For instance, a company may have to decide whether to stick with Hadoop for their data warehouse or switch to Snowflake.
The evaluation may reveal the need for a Proof of Concept (POC) to gain a better understanding of how the proposed technologies compare to the selection criteria. This is usually mentioned in the proposal and could represent a phase 0 implementation scope for solidifying the technology selection.
Selection Criteria:
Decisions regarding technology are critical to the success of a data platform. The decision impacts everything from costs to the recruitment of team members for the platform.
Define the key capabilities needed: Start by identifying the key capabilities that are required to execute the data strategy. These capabilities should align with the strategic objectives and prioritized use cases.
Determine the level of centralization: Once you have identified the key capabilities, determine which of these capabilities should be centralized and which should be allowed to exist in a federated structure. This decision should be based on factors such as the criticality of the capability, the level of standardization required, and the level of control needed.
Define the governance structure: Establish a clear governance structure that outlines the roles, responsibilities, and decision-making processes for each capability. This structure should also specify the decision rights and escalation paths.
Identify the necessary processes: Determine the necessary processes that are required to support the identified capabilities. This should include the workflows, procedures, and policies needed to ensure the effective execution of each capability.
Define the technology requirements: Determine the technology requirements needed to enable each capability.
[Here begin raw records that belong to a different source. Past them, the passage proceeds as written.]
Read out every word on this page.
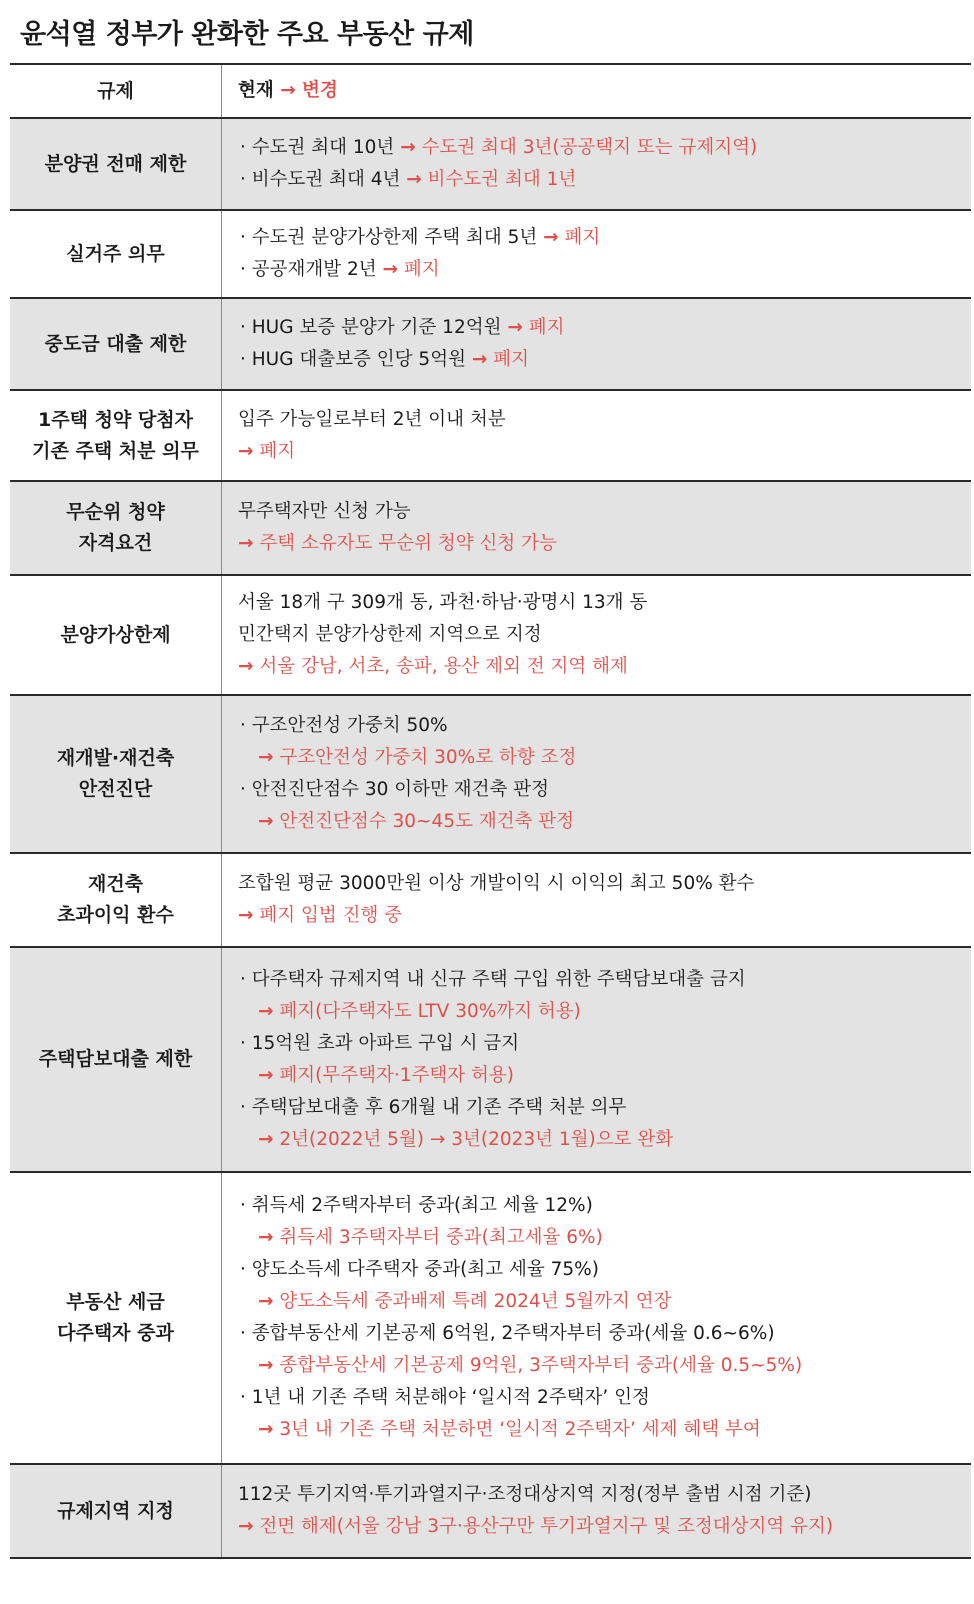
윤석열 정부가 완화한 주요 부동산 규제
규제	현재 → 변경
분양권 전매 제한
· 수도권 최대 10년 → 수도권 최대 3년(공공택지 또는 규제지역)
· 비수도권 최대 4년 → 비수도권 최대 1년
실거주 의무
· 수도권 분양가상한제 주택 최대 5년 → 폐지
· 공공재개발 2년 → 폐지
중도금 대출 제한
· HUG 보증 분양가 기준 12억원 → 폐지
· HUG 대출보증 인당 5억원 → 폐지
1주택 청약 당첨자
기존 주택 처분 의무
입주 가능일로부터 2년 이내 처분
→ 폐지
무순위 청약
자격요건
무주택자만 신청 가능
→ 주택 소유자도 무순위 청약 신청 가능
분양가상한제
서울 18개 구 309개 동, 과천·하남·광명시 13개 동
민간택지 분양가상한제 지역으로 지정
→ 서울 강남, 서초, 송파, 용산 제외 전 지역 해제
재개발·재건축
안전진단
· 구조안전성 가중치 50%
→ 구조안전성 가중치 30%로 하향 조정
· 안전진단점수 30 이하만 재건축 판정
→ 안전진단점수 30~45도 재건축 판정
재건축
초과이익 환수
조합원 평균 3000만원 이상 개발이익 시 이익의 최고 50% 환수
→ 폐지 입법 진행 중
주택담보대출 제한
· 다주택자 규제지역 내 신규 주택 구입 위한 주택담보대출 금지
→ 폐지(다주택자도 LTV 30%까지 허용)
· 15억원 초과 아파트 구입 시 금지
→ 폐지(무주택자·1주택자 허용)
· 주택담보대출 후 6개월 내 기존 주택 처분 의무
→ 2년(2022년 5월) → 3년(2023년 1월)으로 완화
부동산 세금
다주택자 중과
· 취득세 2주택자부터 중과(최고 세율 12%)
→ 취득세 3주택자부터 중과(최고세율 6%)
· 양도소득세 다주택자 중과(최고 세율 75%)
→ 양도소득세 중과배제 특례 2024년 5월까지 연장
· 종합부동산세 기본공제 6억원, 2주택자부터 중과(세율 0.6~6%)
→ 종합부동산세 기본공제 9억원, 3주택자부터 중과(세율 0.5~5%)
· 1년 내 기존 주택 처분해야 ‘일시적 2주택자’ 인정
→ 3년 내 기존 주택 처분하면 ‘일시적 2주택자’ 세제 혜택 부여
규제지역 지정
112곳 투기지역·투기과열지구·조정대상지역 지정(정부 출범 시점 기준)
→ 전면 해제(서울 강남 3구·용산구만 투기과열지구 및 조정대상지역 유지)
This includes the hardware, software, and infrastructure required to support the capabilities.
Establish the talent requirements: Identify the necessary talent needed to execute the capabilities. This includes the skills, knowledge, and experience required to effectively deliver each capability.
Develop a roadmap: Develop a roadmap that outlines the implementation plan for the Operating Model. This roadmap should consider factors such as dependencies, timelines, and resource requirements.
Applying the framework presented in this blog can help organizations build a successful data platform. By starting with a clear strategy, identifying primary use cases, and mapping out the required capabilities across people, process, and technology, organizations can ensure alignment between their data platform and business objectives. This approach also allows for iterative refinement as discussions with stakeholders progress and provides a clear visual representation of the platform, which can help drive buy-in and support from executive leadership. Additionally, conducting thorough technology assessments and selecting the right technology stack is critical to a successful data platform. By following this framework, organizations can maximize their technology investments and build a solid foundation for their data platform to support their business goals.